1.Könige 9,25 Für oder mit

So, damit ist jetzt dem Gesetz Genüge getan.

Dreimal jährlich bringt Salomo die vorgeschriebenen Opfer dar. So soll es sein. Mehr wird nicht verlangt.

Von David erzählen die Psalmen noch, dass er sich öfter mit Gott traf. Die beiden hatten wohl was miteinander.

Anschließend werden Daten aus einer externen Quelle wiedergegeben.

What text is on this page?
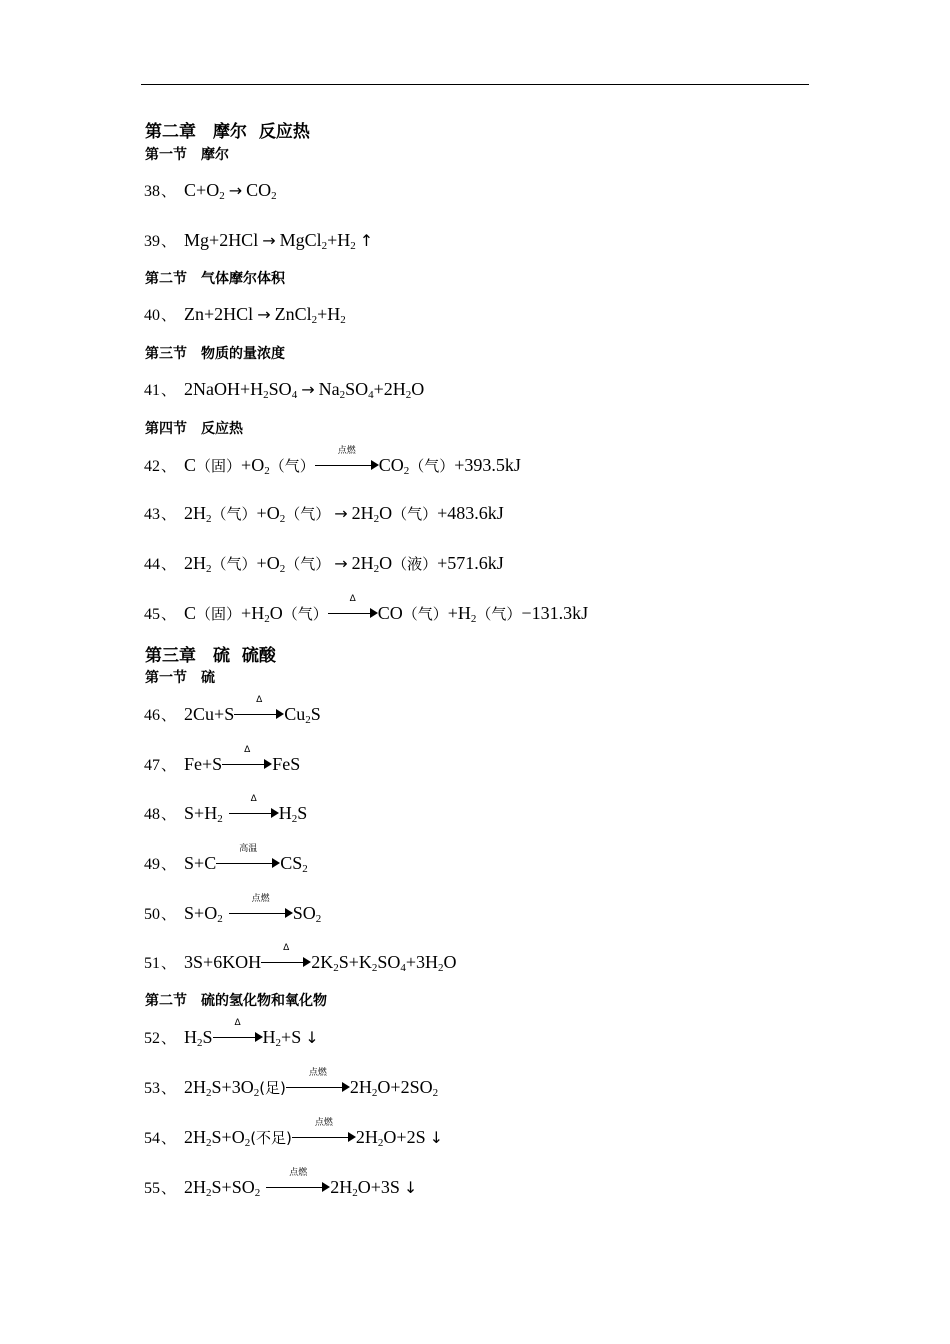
第二章　摩尔  反应热
第一节　摩尔
38、 $C+O_2 \to CO_2$
39、 $Mg+2HCl \to MgCl_2+H_2$ ↑
第二节　气体摩尔体积
40、 $Zn+2HCl \to ZnCl_2+H_2$
第三节　物质的量浓度
41、 $2NaOH+H_2SO_4 \to Na_2SO_4+2H_2O$
第四节　反应热
42、 C（固）$+O_2$（气）
点燃
$CO_2$（气）+393.5kJ
43、 $2H_2$（气）$+O_2$（气） → $2H_2O$（气）+483.6kJ
44、 $2H_2$（气）$+O_2$（气） → $2H_2O$（液）+571.6kJ
45、 C（固）$+H_2O$（气）
Δ
CO（气）$+H_2$（气）−131.3kJ
第三章　硫  硫酸
第一节　硫
46、 2Cu+S
Δ
$Cu_2S$
47、 Fe+S
Δ
FeS
48、 $S+H_2$
Δ
$H_2S$
49、 S+C
高温
$CS_2$
50、 $S+O_2$
点燃
$SO_2$
51、 3S+6KOH
Δ
$2K_2S+K_2SO_4+3H_2O$
第二节　硫的氢化物和氧化物
52、 $H_2S$
Δ
$H_2+S$ ↓
53、 $2H_2S+3O_2$(足)
点燃
$2H_2O+2SO_2$
54、 $2H_2S+O_2$(不足)
点燃
$2H_2O+2S$ ↓
55、 $2H_2S+SO_2$
点燃
$2H_2O+3S$ ↓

Aber Salomo hat jetzt den Tempel gebaut, extra für Gott, und mit einer großartigen Inszenierung eingeweiht – ja, und da steht er jetzt, der Tempel.

Und nun?

Was fängt man nun mit Gott an?

Im Kapitel 3 hat Salomo noch Muffensausen, ob er das mit dem Königsein so ohne weiteres hinbekommt. Da hat er Gott noch wöchentlich gebraucht.

Aber mittlerweile hat Salomo Übung im Regieren, er hat Gefallen gefunden am Planen und Bauen, und auf dem diplomatischen Parkett kann er sich auch bewegen.

Große Dinge in Gang bringen, Projekte entwerfen, mit seiner Macht etwas anfangen, das war Salomo sein Ding.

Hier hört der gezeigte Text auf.